Pela diversidade da sua actividade.
Pelo entrosamento de finalidades e meios de acção com os outros seres humanos.
Pela atenção constante aos acontecimentos.
Pela importância de que se reveste a acção, traz sempre consigo
uma forma própria de saber e de saber fazer, tornando-se assim,
na linguagem do grande pensador Paulo Freire, agente de cultura. (p.298-209)

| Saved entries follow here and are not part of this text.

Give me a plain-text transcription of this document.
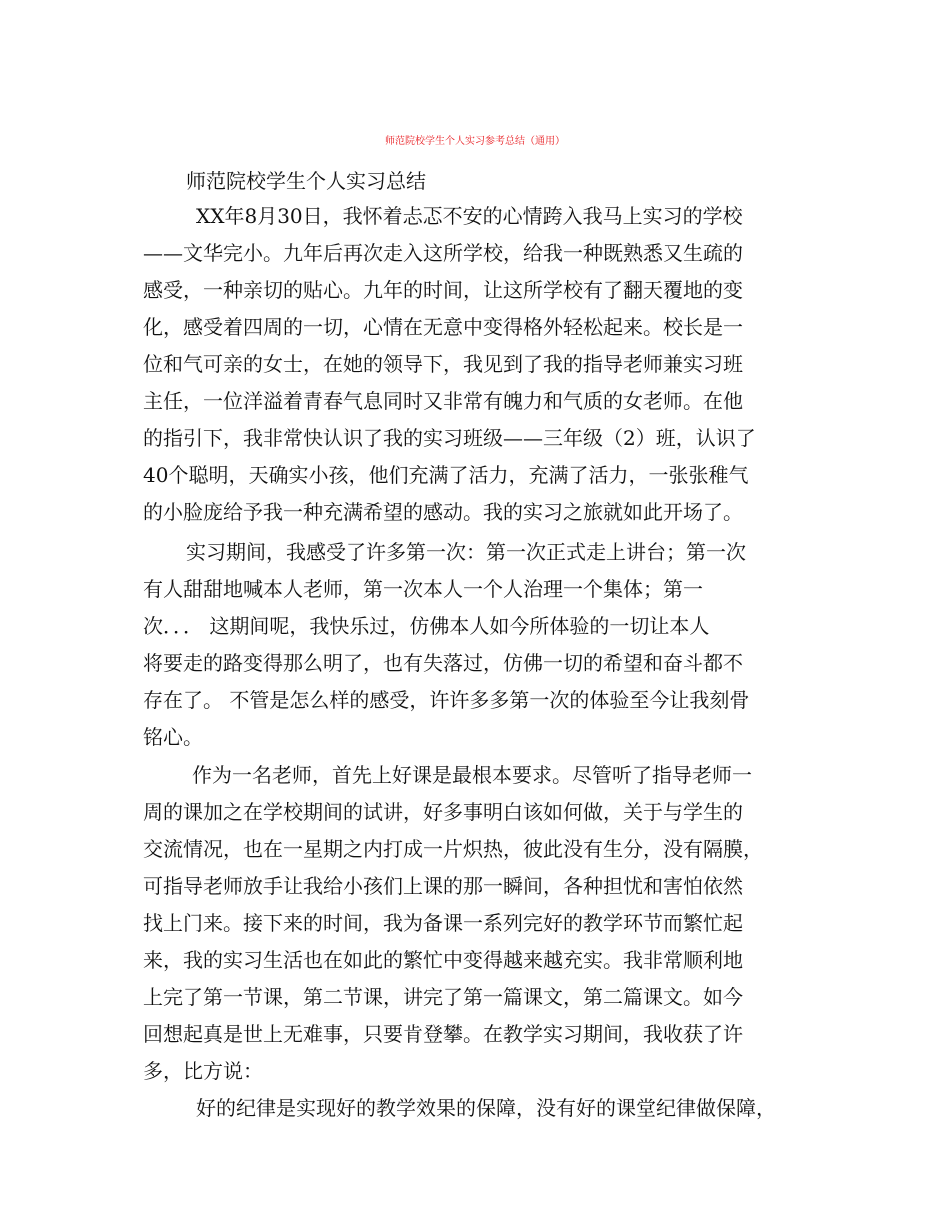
师范院校学生个人实习参考总结（通用）

师范院校学生个人实习总结

XX年8月30日，我怀着忐忑不安的心情跨入我马上实习的学校

——文华完小。九年后再次走入这所学校，给我一种既熟悉又生疏的

感受，一种亲切的贴心。九年的时间，让这所学校有了翻天覆地的变

化，感受着四周的一切，心情在无意中变得格外轻松起来。校长是一

位和气可亲的女士，在她的领导下，我见到了我的指导老师兼实习班

主任，一位洋溢着青春气息同时又非常有魄力和气质的女老师。在他

的指引下，我非常快认识了我的实习班级——三年级（2）班，认识了

40个聪明，天确实小孩，他们充满了活力，充满了活力，一张张稚气

的小脸庞给予我一种充满希望的感动。我的实习之旅就如此开场了。

实习期间，我感受了许多第一次：第一次正式走上讲台；第一次

有人甜甜地喊本人老师，第一次本人一个人治理一个集体；第一

次．．． 这期间呢，我快乐过，仿佛本人如今所体验的一切让本人

将要走的路变得那么明了，也有失落过，仿佛一切的希望和奋斗都不

存在了。 不管是怎么样的感受，许许多多第一次的体验至今让我刻骨

铭心。

作为一名老师，首先上好课是最根本要求。尽管听了指导老师一

周的课加之在学校期间的试讲，好多事明白该如何做，关于与学生的

交流情况，也在一星期之内打成一片炽热，彼此没有生分，没有隔膜，

可指导老师放手让我给小孩们上课的那一瞬间，各种担忧和害怕依然

找上门来。接下来的时间，我为备课一系列完好的教学环节而繁忙起

来，我的实习生活也在如此的繁忙中变得越来越充实。我非常顺利地

上完了第一节课，第二节课，讲完了第一篇课文，第二篇课文。如今

回想起真是世上无难事，只要肯登攀。在教学实习期间，我收获了许

多，比方说：

好的纪律是实现好的教学效果的保障，没有好的课堂纪律做保障，
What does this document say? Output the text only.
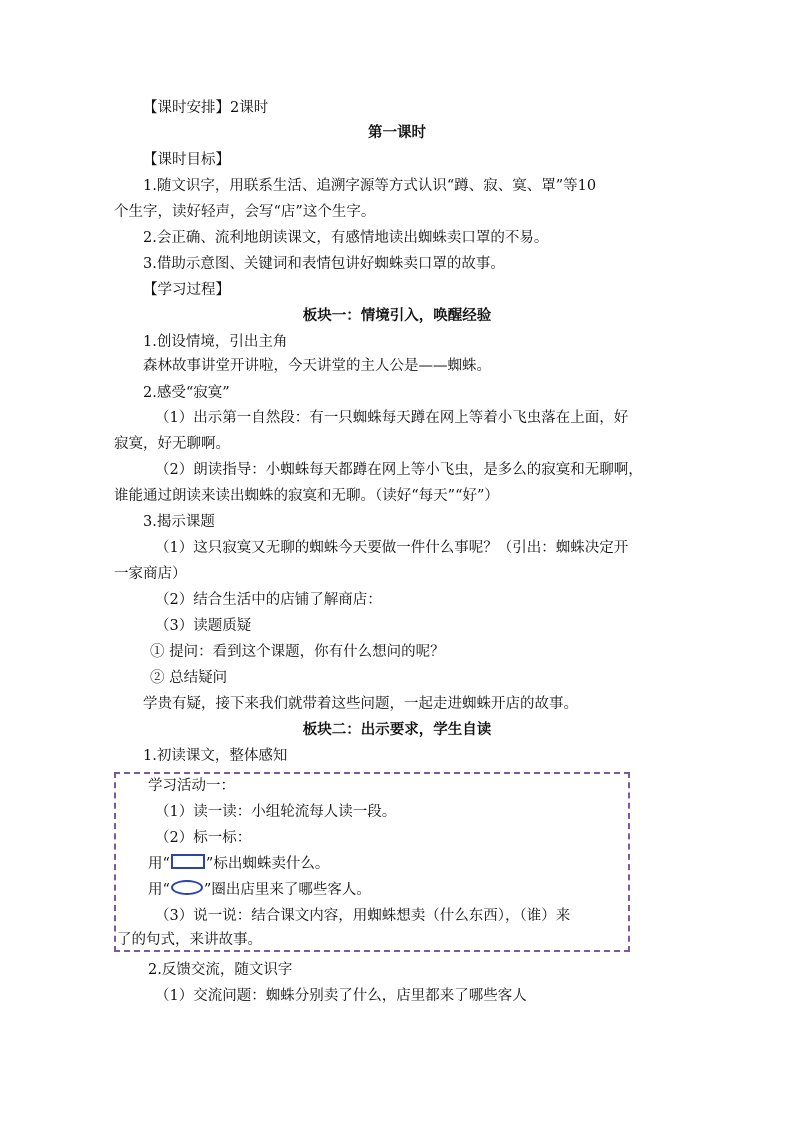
【课时安排】2课时
第一课时
【课时目标】
1.随文识字，用联系生活、追溯字源等方式认识“蹲、寂、寞、罩”等10
个生字，读好轻声，会写“店”这个生字。
2.会正确、流利地朗读课文，有感情地读出蜘蛛卖口罩的不易。
3.借助示意图、关键词和表情包讲好蜘蛛卖口罩的故事。
【学习过程】
板块一：情境引入，唤醒经验
1.创设情境，引出主角
森林故事讲堂开讲啦，今天讲堂的主人公是——蜘蛛。
2.感受“寂寞”
（1）出示第一自然段：有一只蜘蛛每天蹲在网上等着小飞虫落在上面，好
寂寞，好无聊啊。
（2）朗读指导：小蜘蛛每天都蹲在网上等小飞虫，是多么的寂寞和无聊啊，
谁能通过朗读来读出蜘蛛的寂寞和无聊。（读好“每天”“好”）
3.揭示课题
（1）这只寂寞又无聊的蜘蛛今天要做一件什么事呢？（引出：蜘蛛决定开
一家商店）
（2）结合生活中的店铺了解商店：
（3）读题质疑
① 提问：看到这个课题，你有什么想问的呢？
② 总结疑问
学贵有疑，接下来我们就带着这些问题，一起走进蜘蛛开店的故事。
板块二：出示要求，学生自读
1.初读课文，整体感知
学习活动一：
（1）读一读：小组轮流每人读一段。
（2）标一标：
用“ ”标出蜘蛛卖什么。
用“ ”圈出店里来了哪些客人。
（3）说一说：结合课文内容，用蜘蛛想卖（什么东西），（谁）来
了的句式，来讲故事。
2.反馈交流，随文识字
（1）交流问题：蜘蛛分别卖了什么，店里都来了哪些客人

E foi por estes caminhos que, em pouco mais de duas horas, nos aventurámos e refletimos em conjunto. Mesmo que a discussão se tenha, aparentemente, afastado da nossa referência principal, Maria de Lourdes Pintasilgo acompanhou-nos durante todo o percurso. Dos excertos acima indicados, nem todos foram lidos durante a nossa viagem de exploração democrática mas é neles que se espelham as nossas principais conclusões, das quais destacamos

 a necessidade de questionar e de construir ativamente o caminho,
 propondo a distinção entre o que é educação, socialização e cultura,
 atendendo a que cada pessoa experiencia subjetivamente condições de vida aparentemente semelhantes,
 evitando a diabolização de estruturas, como a escola, os partidos ou a mídia, espaços onde vale a pena não virar costas à luta.

Esperamos que o início do Ciclo 'Maria de Lourdes Pintasilgo em Conversa: Intervenção e Atualidade' seja precisamente isso, só um início. O início de algo maior e melhor, de um movimento capaz de fazer jus à eminente Mulher que nos tempos de hoje é tão pertinente recordar.